Linux – unshare –map-root-user switch to original uid/username after setup

linuxnamespacerootunshareusers

I'm using unshare to create per process mounts, which is working perfectly fine by

unshare -m --map-root-user

However, after having created my bind-mounts by

mount --bind src dst

I want to change the UID to my original user, so that whoami (and others) echoes my username like echo $USER does.

I have already tried the answer of
Simulate chroot with unshare

However, doing su – user1 after chroot /, I get

su: Authentication failure
(Ignored)
setgid: Invalid argument

I have tested this on Ubuntu 18.04 Beta, Debian stretch, openSUSE-Leap-42.3.
It's all the same. I guess something has changed in the kernel since this answer was working.

What is a working and correct way to do that (of course without beeing real root)?

Best Answer

The unshare(1) command can't do it:

-r, --map-root-user
[...] As a mere convenience feature, it does not support more sophisticated use cases, such as mapping multiple ranges of UIDs and GIDs.

Supplementary groups if any (video, ...) will be lost anyway (or mapped to nogroup).

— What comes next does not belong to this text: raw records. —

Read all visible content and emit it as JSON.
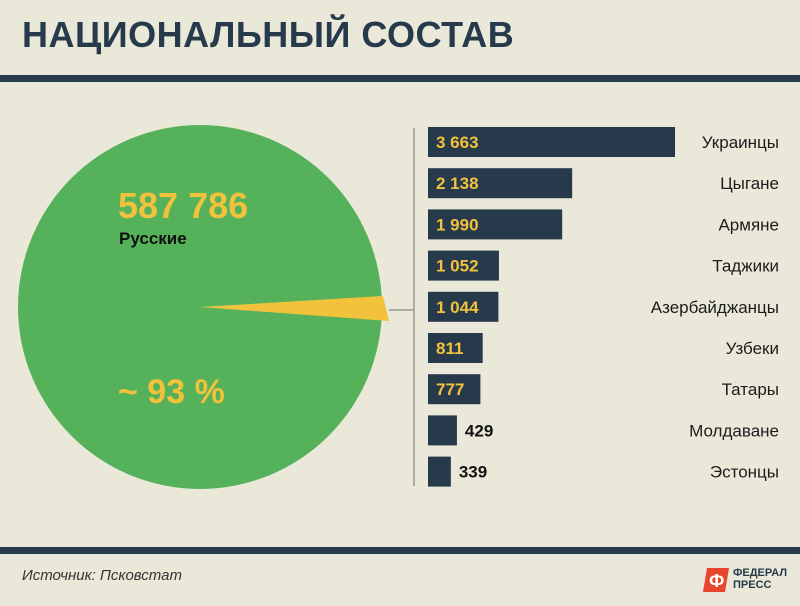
{
  "header": {
    "title": "НАЦИОНАЛЬНЫЙ СОСТАВ"
  },
  "chart_data": {
    "type": "pie",
    "main_slice": {
      "label": "Русские",
      "value_text": "587 786",
      "share_text": "~ 93 %",
      "color": "#55b15a"
    },
    "highlight_color": "#f2c23c",
    "breakdown": {
      "type": "bar",
      "orientation": "horizontal",
      "categories": [
        "Украинцы",
        "Цыгане",
        "Армяне",
        "Таджики",
        "Азербайджанцы",
        "Узбеки",
        "Татары",
        "Молдаване",
        "Эстонцы"
      ],
      "values": [
        3663,
        2138,
        1990,
        1052,
        1044,
        811,
        777,
        429,
        339
      ],
      "value_labels": [
        "3 663",
        "2 138",
        "1 990",
        "1 052",
        "1 044",
        "811",
        "777",
        "429",
        "339"
      ],
      "bar_color": "#263a4c",
      "label_color": "#f2c23c"
    }
  },
  "footer": {
    "source": "Источник: Псковстат",
    "logo_line1": "ФЕДЕРАЛ",
    "logo_line2": "ПРЕСС"
  }
}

By changing again into a 2nd new user namespace, it's possible to revert back the mapping. This requires a custom program, since unshare(1) won't do it. Here's a very minimalistic C program as proof of concept (one user only: uid/gid 1000/1000, zero failure check). Let's call it revertuid.c:

#define _GNU_SOURCE
#include <sched.h>

#include <sys/types.h>
#include <sys/stat.h>
#include <fcntl.h>

#include <unistd.h>

int main(int argc, char *argv[]) {
    int fd;

    unshare(CLONE_NEWUSER);
    fd=open("/proc/self/setgroups",O_WRONLY);
    write(fd,"deny",4);
    close(fd);
    fd=open("/proc/self/uid_map",O_WRONLY);
    write(fd,"1000 0 1",8);
    close(fd);
    fd=open("/proc/self/gid_map",O_WRONLY);
    write(fd,"1000 0 1",8);
    close(fd);
    execvp(argv[1],argv+1);
}

It's just doing the reverse mapping of the mapping done by unshare -r -m, which was unavoidable, to be able to be root and use mount, as seen with:

$ strace unshare -r -m /bin/sleep 1 2>&1 |sed -n '/^unshare/,/^execve/p'
unshare(CLONE_NEWNS|CLONE_NEWUSER)      = 0
open("/proc/self/setgroups", O_WRONLY)  = 3
write(3, "deny", 4)                     = 4
close(3)                                = 0
open("/proc/self/uid_map", O_WRONLY)    = 3
write(3, "0 1000 1", 8)                 = 8
close(3)                                = 0
open("/proc/self/gid_map", O_WRONLY)    = 3
write(3, "0 1000 1", 8)                 = 8
close(3)                                = 0
execve("/bin/sleep", ["/bin/sleep", "1"], [/* 18 vars */]) = 0

So that gives:

user@stretch-amd64:~$ gcc -o revertuid revertuid.c
user@stretch-amd64:~$ mkdir -p /tmp/src /tmp/dst
user@stretch-amd64:~$ touch /tmp/src/file
user@stretch-amd64:~$ ls /tmp/dst
user@stretch-amd64:~$ id
uid=1000(user) gid=1000(user) groups=1000(user)
user@stretch-amd64:~$ unshare -r -m
root@stretch-amd64:~# mount --bind /tmp/src /tmp/dst
root@stretch-amd64:~# ls /tmp/dst
file
root@stretch-amd64:~# exec ./revertuid bash
user@stretch-amd64:~$ ls /tmp/dst
file
user@stretch-amd64:~$ id
uid=1000(user) gid=1000(user) groups=1000(user)

Or shorter:

user@stretch-amd64:~$ unshare -r -m sh -c 'mount --bind /tmp/src /tmp/dst; exec ./revertuid bash'
user@stretch-amd64:~$ ls /tmp/dst
file

The behaviour probably changed after kernel 3.19 as seen in user_namespaces(7):

The /proc/[pid]/setgroups file was added in Linux 3.19, but was backported to many earlier stable kernel series, because it addresses a security issue. The issue concerned files with permissions such as "rwx---rwx".